Francis Atwoli è un uomo ricco. Questo combattivo settantaduenne ha guidato per vent’anni il sindacato Central organization of trade unions, rappresentando con non pochi paradossi più di 2,5 milioni di lavoratori keniani sottopagati. Con la sua supervisione, il movimento dei lavoratori è stato reso innocuo e Atwoli è ricordato più per la richiesta di alzare il salario minimo rivolta ogni anno al governo in occasione della festa dei lavoratori che per l’impegno a migliorare le loro condizioni di vita. Nella pagina a lui dedicata su Wikipedia c’è scritto che domina il paesaggio politico “come un colosso” e che “il suo risultato più grande è stato di farsi intitolare una strada a maggio del 2021”.

A causa di questo “risultato” però, insieme ad altri cittadini benestanti, è finito al centro di una polemica sulla memoria di Nairobi che va avanti fin dalla fondazione della capitale keniana, più di un secolo fa. La decisione della governatrice in carica Anne Kananu di intitolare la strada al suo “amico e fratello” ha fatto indignare molte persone.

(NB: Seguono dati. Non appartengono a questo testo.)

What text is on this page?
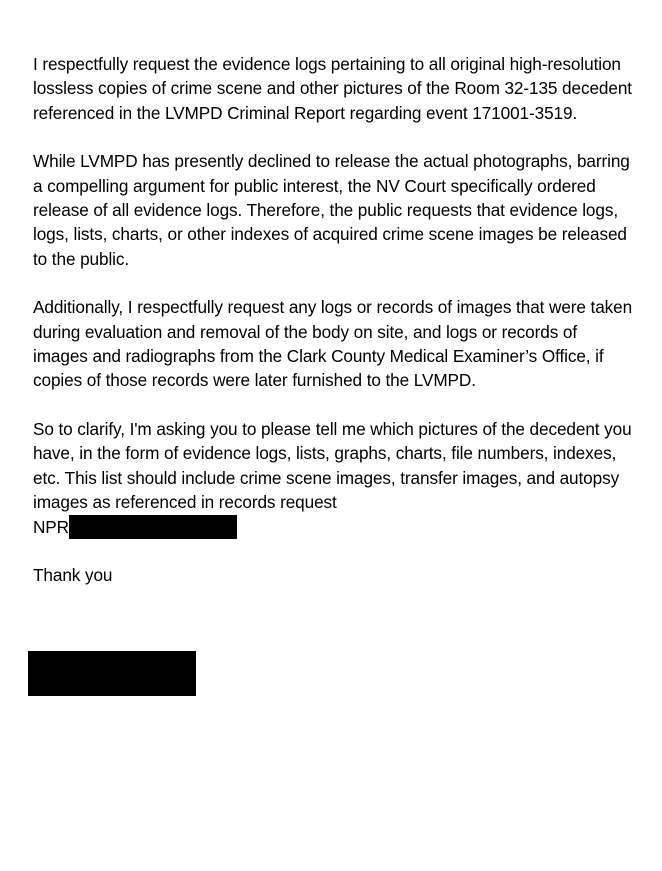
I respectfully request the evidence logs pertaining to all original high-resolution lossless copies of crime scene and other pictures of the Room 32-135 decedent referenced in the LVMPD Criminal Report regarding event 171001-3519.

While LVMPD has presently declined to release the actual photographs, barring a compelling argument for public interest, the NV Court specifically ordered release of all evidence logs. Therefore, the public requests that evidence logs, logs, lists, charts, or other indexes of acquired crime scene images be released to the public.

Additionally, I respectfully request any logs or records of images that were taken during evaluation and removal of the body on site, and logs or records of images and radiographs from the Clark County Medical Examiner’s Office, if copies of those records were later furnished to the LVMPD.

So to clarify, I'm asking you to please tell me which pictures of the decedent you have, in the form of evidence logs, lists, graphs, charts, file numbers, indexes, etc. This list should include crime scene images, transfer images, and autopsy images as referenced in records request
NPR

Thank you
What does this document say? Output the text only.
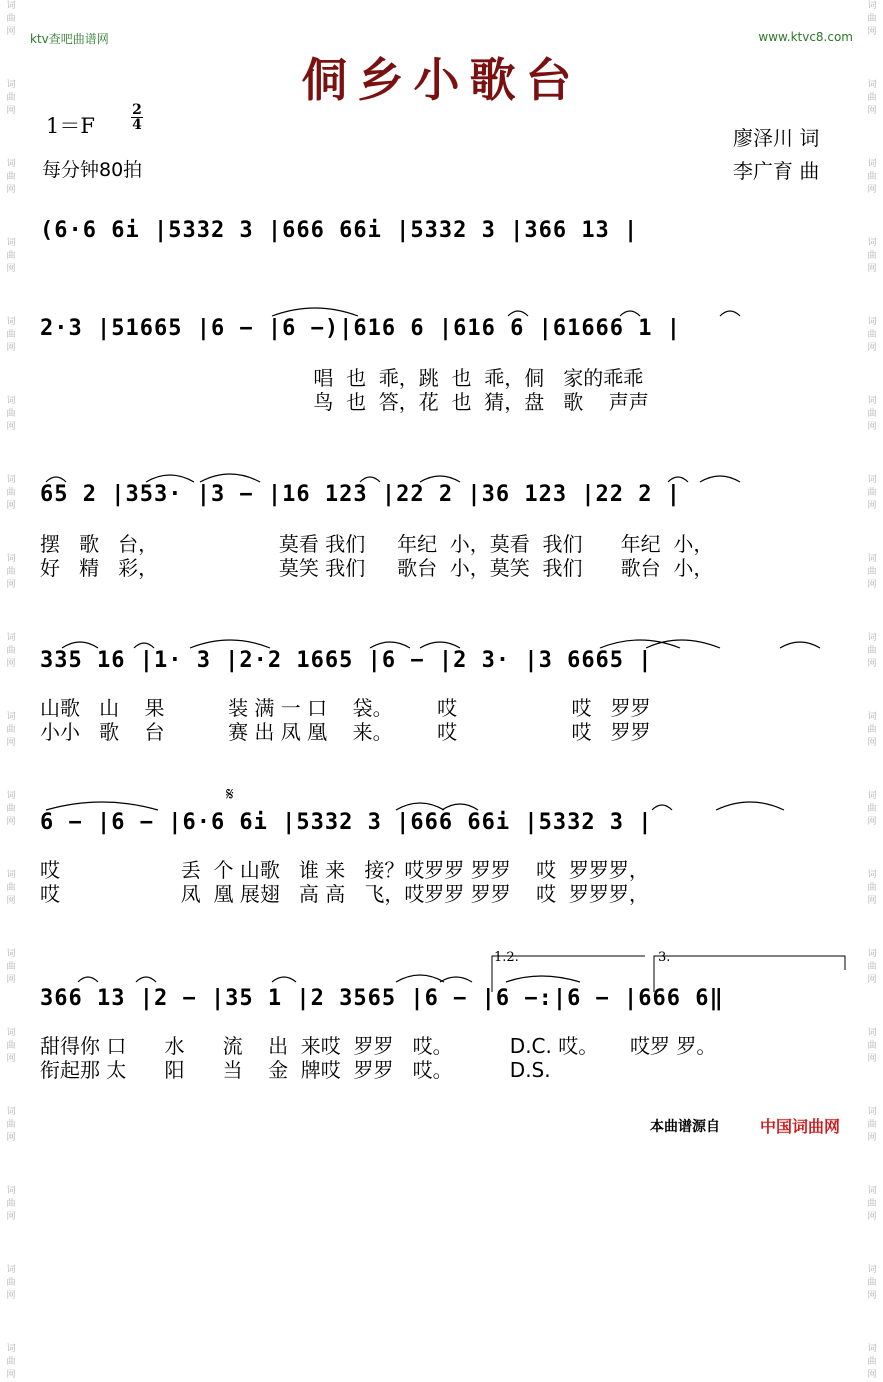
词
曲
网
词
曲
网
词
曲
网
词
曲
网
词
曲
网
词
曲
网
词
曲
网
词
曲
网
词
曲
网
词
曲
网
词
曲
网
词
曲
网
词
曲
网
词
曲
网
词
曲
网
词
曲
网
词
曲
网
词
曲
网
词
曲
网
词
曲
网
词
曲
网
词
曲
网
词
曲
网
词
曲
网
词
曲
网
词
曲
网
词
曲
网
词
曲
网
词
曲
网
词
曲
网
词
曲
网
词
曲
网
词
曲
网
词
曲
网
词
曲
网
词
曲
网
ktv查吧曲谱网	www.ktvc8.com
侗乡小歌台
1＝F
2
4
每分钟80拍
廖泽川 词
李广育 曲
(6·6 6i |5332 3 |666 66i |5332 3 |366 13 |
2·3 |51665 |6 − |6 −)|616 6 |616 6 |61666 1 |
唱  也  乖，跳  也  乖，侗   家的乖乖
鸟  也  答，花  也  猜，盘   歌    声声
65 2 |353· |3 − |16 123 |22 2 |36 123 |22 2 |
摆   歌   台，                   莫看 我们     年纪  小，莫看  我们      年纪  小，
好   精   彩，                   莫笑 我们     歌台  小，莫笑  我们      歌台  小，
335 16 |1· 3 |2·2 1665 |6 − |2 3· |3 6665 |
山歌   山    果          装 满 一 口    袋。       哎                  哎   罗罗
小小   歌    台          赛 出 凤 凰    来。       哎                  哎   罗罗
𝄋
6 − |6 − |6·6 6i |5332 3 |666 66i |5332 3 |
哎                   丢  个 山歌   谁 来   接？哎罗罗 罗罗    哎  罗罗罗，
哎                   凤  凰 展翅   高 高   飞，哎罗罗 罗罗    哎  罗罗罗，
1.2.	3.
366 13 |2 − |35 1 |2 3565 |6 − |6 −:|6 − |666 6‖
甜得你 口      水      流    出  来哎  罗罗   哎。         D.C. 哎。     哎罗 罗。
衔起那 太      阳      当    金  牌哎  罗罗   哎。         D.S.
本曲谱源自	中国词曲网
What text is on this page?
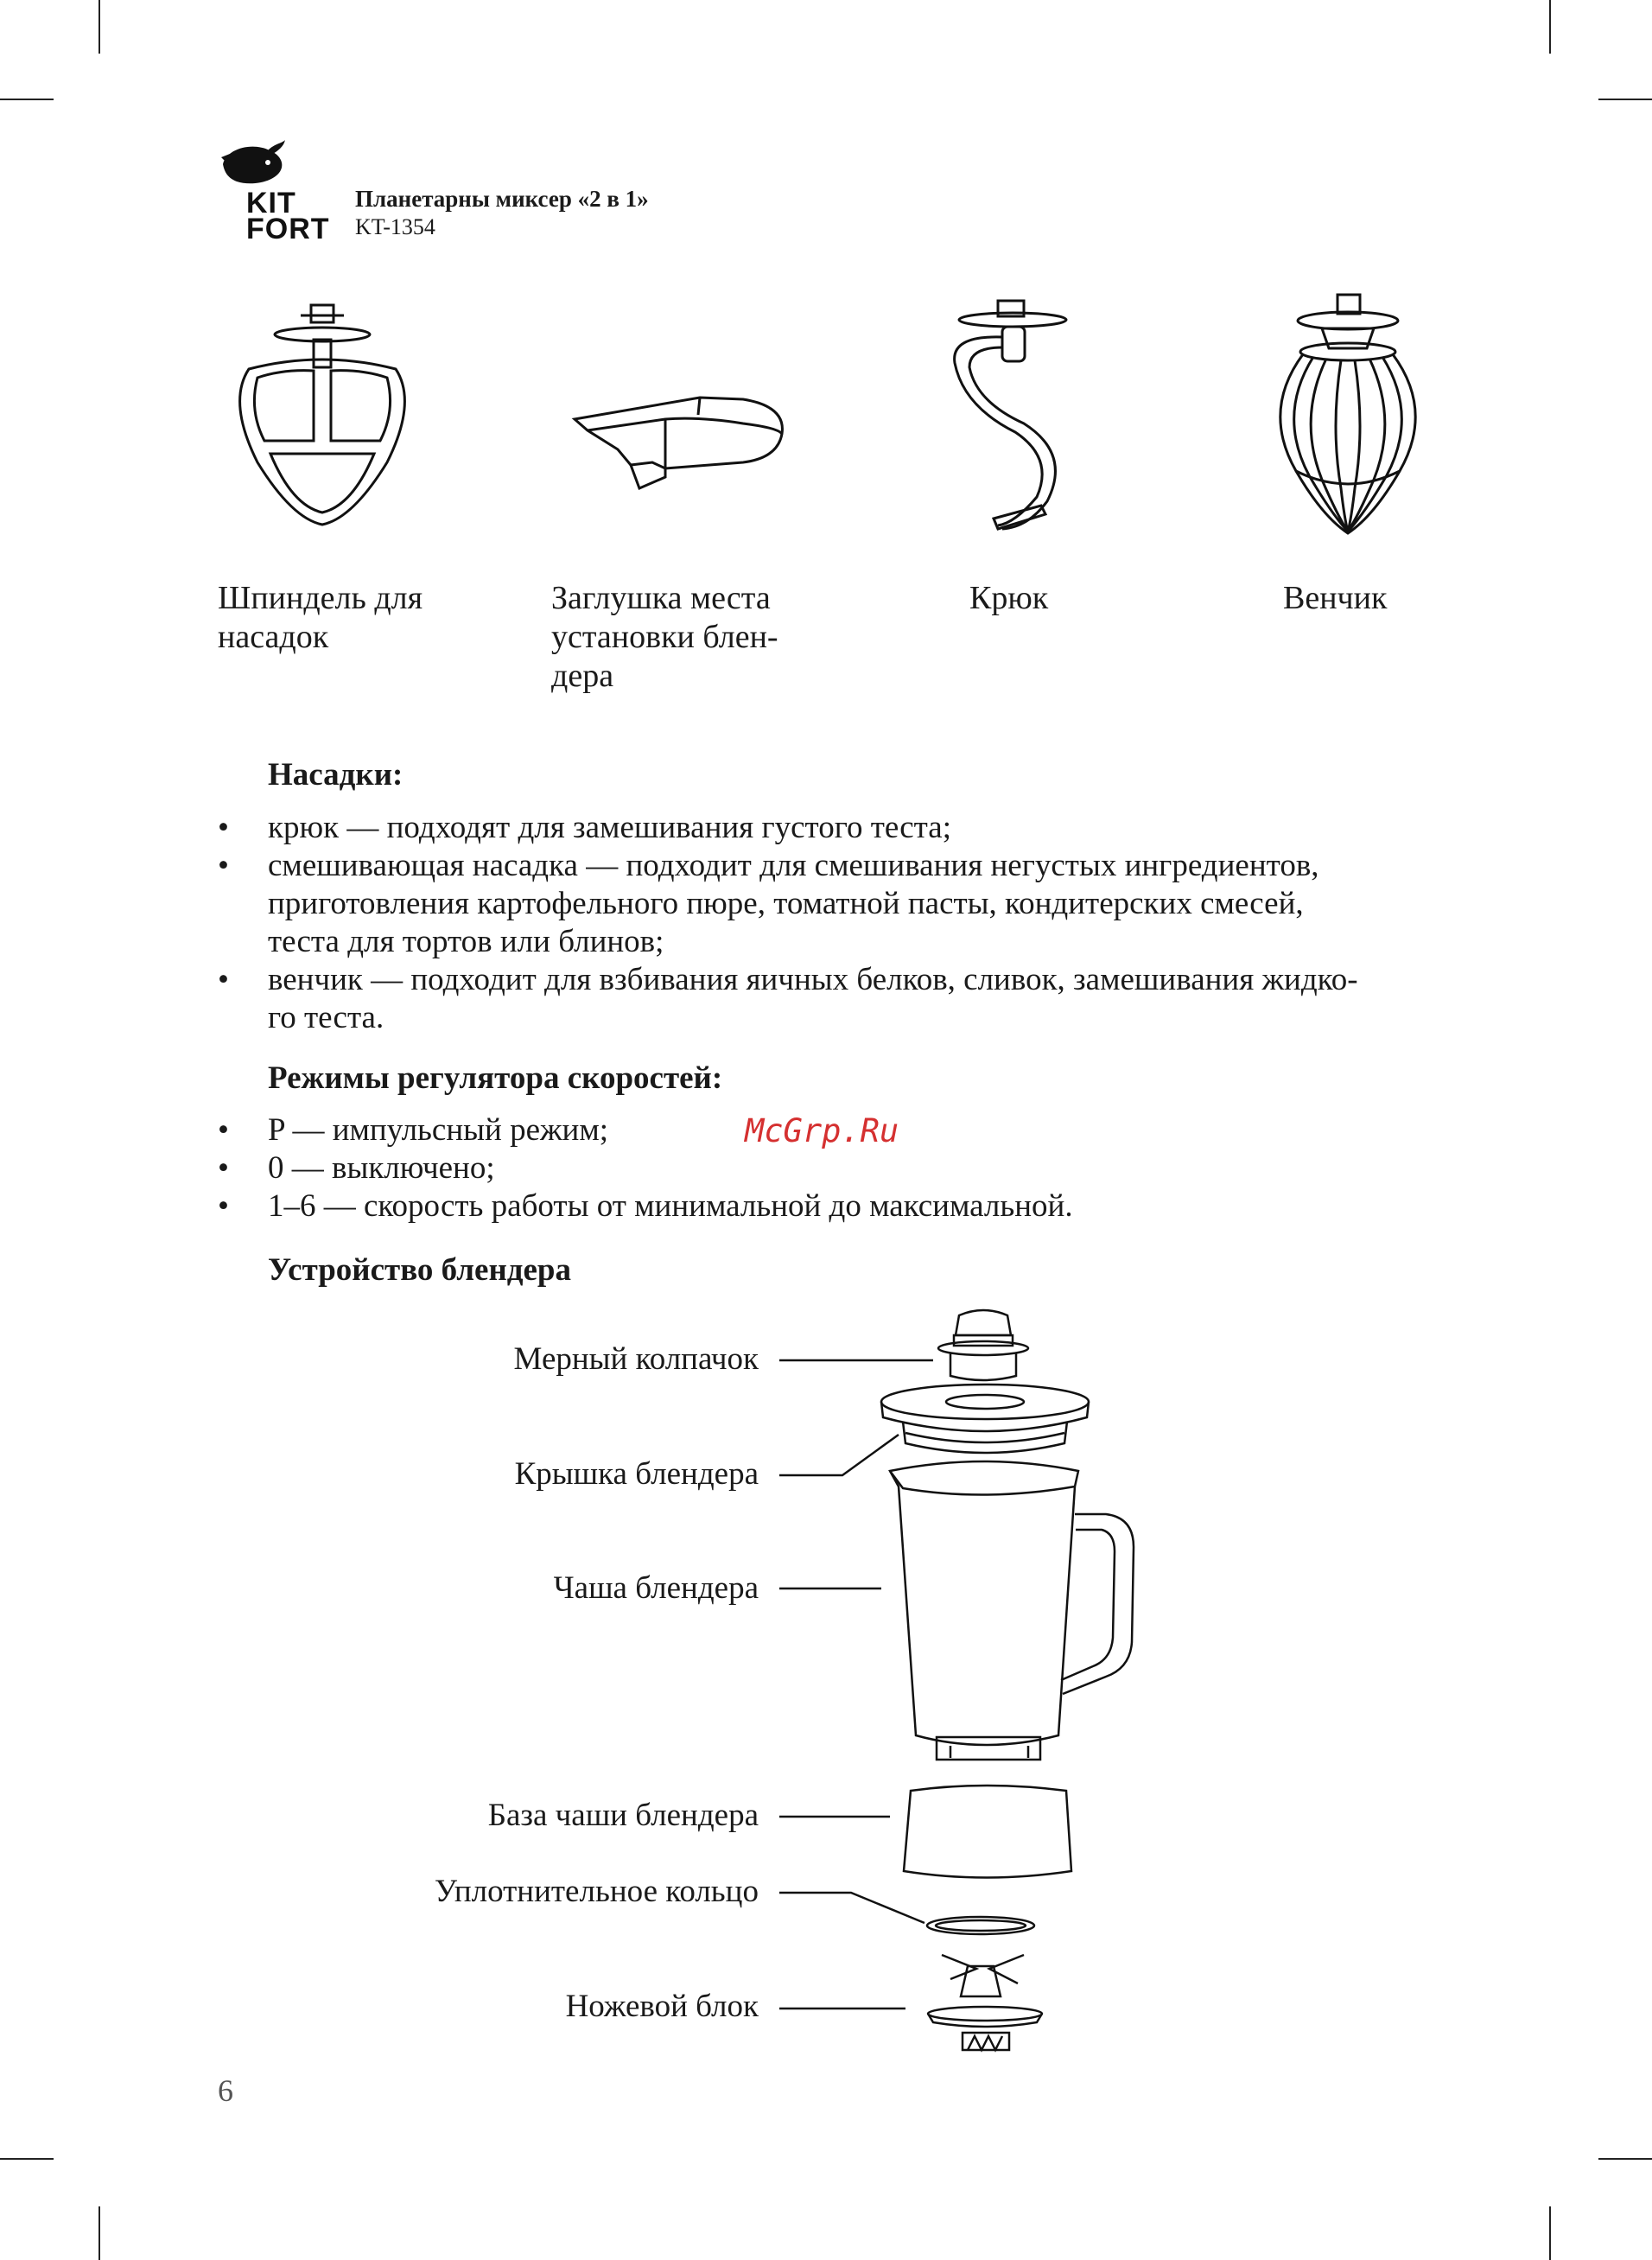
KIT
FORT
Планетарны миксер «2 в 1»
KT-1354
Шпиндель для
насадок
Заглушка места
установки блен-
дера
Крюк	Венчик
Насадки:
• крюк — подходят для замешивания густого теста;
• смешивающая насадка — подходит для смешивания негустых ингредиентов,
приготовления картофельного пюре, томатной пасты, кондитерских смесей,
теста для тортов или блинов;
• венчик — подходит для взбивания яичных белков, сливок, замешивания жидко-
го теста.
Режимы регулятора скоростей:
• P — импульсный режим;
• 0 — выключено;
• 1–6 — скорость работы от минимальной до максимальной.
McGrp.Ru
Устройство блендера
Мерный колпачок
Крышка блендера
Чаша блендера
База чаши блендера
Уплотнительное кольцо
Ножевой блок
6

I nomi delle vie della città hanno sempre indicato chi ha il potere e chi ne è escluso

Nelle ultime settimane il cartello installato dal governo per indicare Francis Atwoli road (in precedenza Dik Dik road) è stato danneggiato più volte e poi ripristinato nel giro di pochi giorni. Atwoli ha condannato i contestatori e si è vantato su Twitter del fatto che il suo nome sarà “tramandato ai posteri”.

Non è la prima volta che gli abitanti di Nairobi vedono intitolare le loro strade a gente ricca e influente. I nomi delle vie della capitale hanno sempre indicato quali gruppi sono al potere e quali ne sono esclusi. All’inizio le strade della città erano indicate soprattutto da numeri, che a partire dalla metà degli anni venti furono sostituiti con nomi britannici e indiani, i gruppi al vertice della gerarchia razzista creata dai colonizzatori. Le strade avevano i nomi di coloni e ufficiali britannici, uomini d’affari e leader religiosi indiani.

Come osservano Melissa Wanjiru-Mwita e Kosuke Matsubara nel loro saggio sulla storia della toponomastica di Nairobi, nel 1936 “la marginalizzazione degli africani era evidente anche nei nomi delle strade, perché a nessuna strada del centro era stato dato un nome africano”. Nairobi del resto non era fatta per gli africani. Il governo coloniale gli offriva ben poco in termini di alloggi e servizi, anche se rappresentavano il gruppo più numeroso nella città segregata. Wanjiru-Mwita ha notato che “i ‘nativi’ erano considerati abitanti temporanei. Potevano vivere nella città solo se registrati come lavoratori”. Dopo l’indipendenza, nel 1963, l’“africanizzazione” della città diventò una priorità. Le strade di Nairobi sarebbero diventate di nuovo un palcoscenico su cui affermare il dominio. Nel 1972 fu delineata una politica per rinominare le strade. Il nuovo sistema dei nomi non solo indicava la marginalizzazione di bianchi e indiani, ma rifletteva anche la politica etnicizzata del momento e il dominio del gruppo etnico kikuyu, oltre a celebrare la nuova élite africana. Con l’eccezione dei capi di stato, di solito la morte era un requisito essenziale per vedersi intitolata una strada.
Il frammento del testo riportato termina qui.